Only one of the new entrants, OBI Pharma’s OBI-992, is a purely TROP2-targeting molecule; the other, Biocytogen’s DM001, hits EGFR as well as TROP2. The new entries have been revealed in the latest listings on the clinicaltrials.gov registry, which also feature Adicet’s shot at a cell therapy against CD70, and Teva’s return to PD-1 blockade after many years’ absence.

OBI Pharma’s OBI-992 uses a topoisomerase 1 inhibitor payload but is said to have high serum stability and a broad therapeutic index, with the aim of improving safety over other topo-based ADCs. These pharmacokinetic attributes were shown in a preclinical poster presented at April’s AACR meeting, so now OBI will be hoping to demonstrate this clinically.

Meanwhile, dato-dxd is in two phase 3 studies combining it with Astra’s anti-EGFR drug Tagrisso (Tropion-Lung14 and 15), and the aim behind Biocytogen’s DM001 might be simply to combine the two mechanisms in one molecule. OncologyPipeline reveals few other industry projects that have activity at TROP2 as well as EGFR.

A completely different approach is taken by the private US company Myeloid Therapeutics, whose MT-302 comprises lipid nanoparticles delivering mRNA that encodes an in vivo Car against TROP2. Now, clinicaltrials.gov reveals, Myeloid is entering phase 1 with a second such in vivo Car, MR-303, which targets GPC3; that antigen was thrust into the spotlight by results of AbelZeta’s Car-T therapy C-CAR031 at ASCO.
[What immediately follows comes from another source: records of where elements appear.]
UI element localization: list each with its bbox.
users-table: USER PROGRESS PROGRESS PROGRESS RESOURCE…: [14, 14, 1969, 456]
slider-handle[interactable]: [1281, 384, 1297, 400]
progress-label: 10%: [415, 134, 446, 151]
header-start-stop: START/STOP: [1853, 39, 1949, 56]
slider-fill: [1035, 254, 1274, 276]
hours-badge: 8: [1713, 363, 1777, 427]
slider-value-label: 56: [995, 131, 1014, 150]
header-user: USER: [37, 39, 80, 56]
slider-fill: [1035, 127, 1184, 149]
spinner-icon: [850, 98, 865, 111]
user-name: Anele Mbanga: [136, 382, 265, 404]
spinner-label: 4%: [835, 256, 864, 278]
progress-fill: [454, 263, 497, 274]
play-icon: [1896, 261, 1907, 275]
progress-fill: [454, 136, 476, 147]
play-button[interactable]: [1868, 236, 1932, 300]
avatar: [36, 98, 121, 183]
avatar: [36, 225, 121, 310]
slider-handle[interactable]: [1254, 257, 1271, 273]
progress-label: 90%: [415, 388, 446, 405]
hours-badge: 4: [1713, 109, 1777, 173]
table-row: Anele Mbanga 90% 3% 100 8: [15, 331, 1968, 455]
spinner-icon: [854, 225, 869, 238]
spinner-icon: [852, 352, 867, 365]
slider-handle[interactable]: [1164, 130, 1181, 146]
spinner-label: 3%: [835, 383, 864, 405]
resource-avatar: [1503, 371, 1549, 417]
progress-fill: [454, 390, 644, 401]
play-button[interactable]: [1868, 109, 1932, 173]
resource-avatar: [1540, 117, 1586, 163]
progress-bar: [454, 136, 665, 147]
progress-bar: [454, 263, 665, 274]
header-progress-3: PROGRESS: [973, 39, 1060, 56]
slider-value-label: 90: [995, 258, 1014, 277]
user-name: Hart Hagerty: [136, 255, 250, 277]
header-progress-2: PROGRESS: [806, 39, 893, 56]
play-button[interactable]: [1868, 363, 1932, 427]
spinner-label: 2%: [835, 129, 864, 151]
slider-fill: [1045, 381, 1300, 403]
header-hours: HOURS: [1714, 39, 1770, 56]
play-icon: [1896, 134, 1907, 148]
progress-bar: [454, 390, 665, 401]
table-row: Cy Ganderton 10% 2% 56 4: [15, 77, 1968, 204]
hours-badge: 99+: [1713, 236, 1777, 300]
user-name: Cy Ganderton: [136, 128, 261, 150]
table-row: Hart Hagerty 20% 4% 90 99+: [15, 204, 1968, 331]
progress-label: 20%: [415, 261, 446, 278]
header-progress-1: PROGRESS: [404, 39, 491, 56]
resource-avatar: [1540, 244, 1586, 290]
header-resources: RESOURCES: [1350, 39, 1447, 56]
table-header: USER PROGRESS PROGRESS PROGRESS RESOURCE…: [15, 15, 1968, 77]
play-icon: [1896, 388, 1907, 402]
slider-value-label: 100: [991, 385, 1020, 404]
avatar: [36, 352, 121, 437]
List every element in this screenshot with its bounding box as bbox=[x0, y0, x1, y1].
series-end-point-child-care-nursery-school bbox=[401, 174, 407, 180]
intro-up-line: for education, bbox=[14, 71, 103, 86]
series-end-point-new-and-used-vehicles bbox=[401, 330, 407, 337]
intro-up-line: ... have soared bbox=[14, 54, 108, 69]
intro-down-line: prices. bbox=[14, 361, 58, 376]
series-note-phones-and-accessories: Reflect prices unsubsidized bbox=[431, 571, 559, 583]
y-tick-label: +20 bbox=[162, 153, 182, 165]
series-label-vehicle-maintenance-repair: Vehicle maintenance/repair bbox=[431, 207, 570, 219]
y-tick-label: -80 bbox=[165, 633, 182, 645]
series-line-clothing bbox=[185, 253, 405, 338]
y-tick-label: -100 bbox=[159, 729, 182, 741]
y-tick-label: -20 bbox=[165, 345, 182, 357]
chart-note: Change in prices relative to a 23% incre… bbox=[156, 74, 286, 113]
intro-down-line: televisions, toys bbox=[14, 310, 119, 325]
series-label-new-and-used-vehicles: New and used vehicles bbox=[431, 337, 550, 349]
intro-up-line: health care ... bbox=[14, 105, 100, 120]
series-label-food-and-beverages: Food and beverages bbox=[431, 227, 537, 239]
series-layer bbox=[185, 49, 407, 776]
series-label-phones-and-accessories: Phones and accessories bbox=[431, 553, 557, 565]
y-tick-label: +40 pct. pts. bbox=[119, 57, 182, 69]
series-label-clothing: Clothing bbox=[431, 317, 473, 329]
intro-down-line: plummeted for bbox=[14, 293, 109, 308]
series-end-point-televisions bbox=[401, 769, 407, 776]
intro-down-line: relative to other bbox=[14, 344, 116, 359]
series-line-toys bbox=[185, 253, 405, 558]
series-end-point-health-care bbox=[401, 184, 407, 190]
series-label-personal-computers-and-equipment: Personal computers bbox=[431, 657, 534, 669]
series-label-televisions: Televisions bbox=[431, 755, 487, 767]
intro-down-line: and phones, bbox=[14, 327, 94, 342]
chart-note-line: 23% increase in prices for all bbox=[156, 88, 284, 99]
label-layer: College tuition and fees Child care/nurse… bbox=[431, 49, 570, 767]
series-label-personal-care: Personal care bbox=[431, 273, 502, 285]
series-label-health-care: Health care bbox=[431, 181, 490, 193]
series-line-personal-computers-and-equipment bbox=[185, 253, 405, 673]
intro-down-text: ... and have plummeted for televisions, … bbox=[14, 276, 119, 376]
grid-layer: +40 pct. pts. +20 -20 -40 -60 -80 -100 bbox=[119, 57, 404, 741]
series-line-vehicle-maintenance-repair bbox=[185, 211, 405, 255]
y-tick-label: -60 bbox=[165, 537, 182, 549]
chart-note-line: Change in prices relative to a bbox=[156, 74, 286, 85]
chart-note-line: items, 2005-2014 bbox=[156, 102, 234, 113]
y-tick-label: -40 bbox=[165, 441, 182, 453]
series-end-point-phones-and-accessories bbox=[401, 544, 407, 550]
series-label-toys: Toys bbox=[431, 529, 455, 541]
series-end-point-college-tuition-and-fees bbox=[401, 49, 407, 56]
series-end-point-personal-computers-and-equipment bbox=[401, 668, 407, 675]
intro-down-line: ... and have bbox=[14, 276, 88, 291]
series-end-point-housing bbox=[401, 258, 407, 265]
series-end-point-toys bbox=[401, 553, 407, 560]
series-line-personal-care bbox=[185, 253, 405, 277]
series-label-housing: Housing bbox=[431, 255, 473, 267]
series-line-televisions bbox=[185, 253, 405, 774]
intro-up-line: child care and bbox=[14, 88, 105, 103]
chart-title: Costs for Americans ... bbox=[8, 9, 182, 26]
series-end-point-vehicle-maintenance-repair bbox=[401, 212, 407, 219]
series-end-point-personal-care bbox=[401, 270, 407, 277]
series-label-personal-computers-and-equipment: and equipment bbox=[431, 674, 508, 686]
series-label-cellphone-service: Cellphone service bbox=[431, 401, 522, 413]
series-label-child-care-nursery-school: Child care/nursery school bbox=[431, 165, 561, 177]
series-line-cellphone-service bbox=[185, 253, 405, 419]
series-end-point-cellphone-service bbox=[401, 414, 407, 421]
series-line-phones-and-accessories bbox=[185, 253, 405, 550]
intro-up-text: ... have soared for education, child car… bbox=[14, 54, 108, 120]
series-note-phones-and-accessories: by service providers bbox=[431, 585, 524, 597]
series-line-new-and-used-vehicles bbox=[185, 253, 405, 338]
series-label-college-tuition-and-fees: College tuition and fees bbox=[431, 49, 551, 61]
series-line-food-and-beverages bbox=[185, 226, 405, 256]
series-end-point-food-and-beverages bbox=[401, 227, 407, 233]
Recently disclosed first-in-human studies*

Note: *projects newly listed on the clinicaltrials.gov database between 26 and 28 Jun 2024.
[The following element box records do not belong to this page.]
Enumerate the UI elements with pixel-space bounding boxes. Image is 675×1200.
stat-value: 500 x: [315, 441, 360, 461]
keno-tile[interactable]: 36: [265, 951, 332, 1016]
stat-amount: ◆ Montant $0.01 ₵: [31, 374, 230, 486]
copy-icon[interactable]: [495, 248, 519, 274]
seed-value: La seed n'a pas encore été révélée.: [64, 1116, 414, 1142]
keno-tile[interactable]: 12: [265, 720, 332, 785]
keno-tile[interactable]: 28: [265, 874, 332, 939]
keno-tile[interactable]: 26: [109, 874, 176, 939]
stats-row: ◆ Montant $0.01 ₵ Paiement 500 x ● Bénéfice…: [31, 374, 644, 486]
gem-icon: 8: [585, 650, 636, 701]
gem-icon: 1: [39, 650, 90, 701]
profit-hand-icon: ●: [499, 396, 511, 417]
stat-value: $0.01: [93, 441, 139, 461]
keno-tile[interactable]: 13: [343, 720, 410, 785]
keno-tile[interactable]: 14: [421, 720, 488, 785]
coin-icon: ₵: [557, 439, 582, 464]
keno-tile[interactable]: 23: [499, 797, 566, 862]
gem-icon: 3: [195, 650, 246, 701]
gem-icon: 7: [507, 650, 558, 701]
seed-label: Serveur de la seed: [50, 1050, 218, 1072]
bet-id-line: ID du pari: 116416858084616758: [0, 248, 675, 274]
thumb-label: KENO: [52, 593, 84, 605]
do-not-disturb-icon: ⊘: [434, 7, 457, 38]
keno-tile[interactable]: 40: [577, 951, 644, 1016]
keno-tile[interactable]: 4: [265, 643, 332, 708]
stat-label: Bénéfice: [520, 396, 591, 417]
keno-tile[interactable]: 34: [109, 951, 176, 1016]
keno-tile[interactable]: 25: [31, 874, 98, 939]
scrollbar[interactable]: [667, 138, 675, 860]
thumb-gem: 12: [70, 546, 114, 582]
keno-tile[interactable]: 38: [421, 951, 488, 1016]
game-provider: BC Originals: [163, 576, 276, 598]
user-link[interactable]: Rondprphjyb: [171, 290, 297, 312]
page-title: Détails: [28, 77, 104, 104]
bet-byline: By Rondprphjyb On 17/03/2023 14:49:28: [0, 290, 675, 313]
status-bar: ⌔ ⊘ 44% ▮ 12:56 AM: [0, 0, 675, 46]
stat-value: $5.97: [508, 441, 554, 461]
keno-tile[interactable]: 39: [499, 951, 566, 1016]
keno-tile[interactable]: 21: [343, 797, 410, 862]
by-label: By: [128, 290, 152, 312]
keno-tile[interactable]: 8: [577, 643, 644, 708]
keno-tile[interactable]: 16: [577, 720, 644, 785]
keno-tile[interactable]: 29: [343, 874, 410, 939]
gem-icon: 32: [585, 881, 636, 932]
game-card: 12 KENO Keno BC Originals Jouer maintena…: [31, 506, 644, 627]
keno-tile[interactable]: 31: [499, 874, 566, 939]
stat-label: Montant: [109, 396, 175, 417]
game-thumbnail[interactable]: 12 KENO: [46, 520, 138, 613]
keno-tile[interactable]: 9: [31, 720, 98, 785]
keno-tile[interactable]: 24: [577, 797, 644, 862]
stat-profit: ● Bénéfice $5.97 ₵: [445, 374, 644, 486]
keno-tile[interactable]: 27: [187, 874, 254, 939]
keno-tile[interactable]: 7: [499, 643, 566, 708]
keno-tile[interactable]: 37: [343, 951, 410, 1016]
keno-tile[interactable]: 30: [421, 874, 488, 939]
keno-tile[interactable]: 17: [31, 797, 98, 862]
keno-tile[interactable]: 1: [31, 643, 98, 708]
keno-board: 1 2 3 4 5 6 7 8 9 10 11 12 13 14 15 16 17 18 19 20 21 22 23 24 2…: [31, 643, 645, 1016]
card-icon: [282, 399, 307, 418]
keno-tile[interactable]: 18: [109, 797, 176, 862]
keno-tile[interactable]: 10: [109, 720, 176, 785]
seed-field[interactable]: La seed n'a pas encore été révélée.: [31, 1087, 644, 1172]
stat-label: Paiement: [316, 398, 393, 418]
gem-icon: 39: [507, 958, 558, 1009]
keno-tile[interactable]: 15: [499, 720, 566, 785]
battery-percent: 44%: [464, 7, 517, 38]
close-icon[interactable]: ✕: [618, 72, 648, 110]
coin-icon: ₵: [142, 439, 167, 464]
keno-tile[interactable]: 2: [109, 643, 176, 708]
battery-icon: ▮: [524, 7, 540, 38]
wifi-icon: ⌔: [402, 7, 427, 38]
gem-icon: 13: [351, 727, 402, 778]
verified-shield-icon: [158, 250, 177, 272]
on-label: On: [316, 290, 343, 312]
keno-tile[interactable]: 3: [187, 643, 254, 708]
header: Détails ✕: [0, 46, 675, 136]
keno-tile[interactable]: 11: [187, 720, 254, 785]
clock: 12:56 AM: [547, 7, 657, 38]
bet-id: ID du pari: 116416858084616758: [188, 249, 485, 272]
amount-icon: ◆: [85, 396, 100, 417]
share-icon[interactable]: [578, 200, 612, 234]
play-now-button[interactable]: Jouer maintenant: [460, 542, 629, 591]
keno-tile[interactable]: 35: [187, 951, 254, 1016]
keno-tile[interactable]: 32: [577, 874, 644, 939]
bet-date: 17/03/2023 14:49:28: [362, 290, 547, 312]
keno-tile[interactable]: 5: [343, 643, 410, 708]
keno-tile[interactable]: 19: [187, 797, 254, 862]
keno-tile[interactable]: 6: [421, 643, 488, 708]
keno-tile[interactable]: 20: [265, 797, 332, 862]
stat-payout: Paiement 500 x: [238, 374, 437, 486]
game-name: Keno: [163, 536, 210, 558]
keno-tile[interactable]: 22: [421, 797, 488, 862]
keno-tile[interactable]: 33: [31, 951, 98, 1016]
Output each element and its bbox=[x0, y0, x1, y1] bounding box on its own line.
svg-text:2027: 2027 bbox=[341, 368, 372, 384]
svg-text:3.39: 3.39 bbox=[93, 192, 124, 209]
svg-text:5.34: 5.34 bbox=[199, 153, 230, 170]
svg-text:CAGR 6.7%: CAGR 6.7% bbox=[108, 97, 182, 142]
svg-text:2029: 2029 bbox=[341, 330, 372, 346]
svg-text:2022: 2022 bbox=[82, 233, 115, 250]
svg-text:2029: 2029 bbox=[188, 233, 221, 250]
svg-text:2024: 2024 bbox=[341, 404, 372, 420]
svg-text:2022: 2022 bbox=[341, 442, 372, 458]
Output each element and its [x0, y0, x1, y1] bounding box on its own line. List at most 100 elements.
It was about 18 years ago, at the dawn of the PD-(L)1 revolution, that Teva first worked on PD-1 blockade, in a collaboration with CureTech covering the molecule CT-011, later named pidilizumab. However, that work led nowhere, with the deal being terminated in 2013, and PD-1 was subsequently found not to be pidilizumab’s primary target.

Fast forward another 10 years, and Teva’s May 2023 “pivot to growth” presentation revealed another anti-PD-1 project, TEV-56278. It’s this that has now entered a phase 1 trial as monotherapy or in combination with Keytruda.
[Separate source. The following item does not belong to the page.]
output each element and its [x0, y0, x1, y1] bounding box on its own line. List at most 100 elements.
TEV-56278 combines activity on PD-1 with IL-2, and the possible need to give it with Keytruda suggests that hitting PD-1 is a means of delivering IL-2 to PD-1-positive T cells, rather than to exert PD-1 blocking activity. A similar approach is being taken by Anaveon’s ANV600, a non-blocking PD-1 x IL-2Rβ/γ fusion protein that’s also entering the clinic this month.

Meanwhile, in cell therapy Adicet is taking the anti-CD70 gamma-delta Car-T project ADI-270 into its first-in-human kidney cancer trial. ADI-270 is Adicet’s second clinical gamma-delta Car-T therapy, after the CD20-targeting ADI-001 struggled to deliver on its initial promise.

One problem about targeting CD70 with a T-cell therapy is the risk of fratricide, owing to this antigen’s transient presence on T cells themselves. For this reason Allogene’s allogeneic Car-T therapy ALLO-316, for instance, is designed to mask the presence of CD70 on the surface of the Car-T cells.

ADI-270 is said to be “armoured” against alloreactive host T cells, but appears to have no mechanism specifically against fratricide. Despite this, ADI-270 cells have preclinically been expanded “without indications of fratricide”, according to May’s ASGCT poster; now Adicet must repeat the trick in the clinic.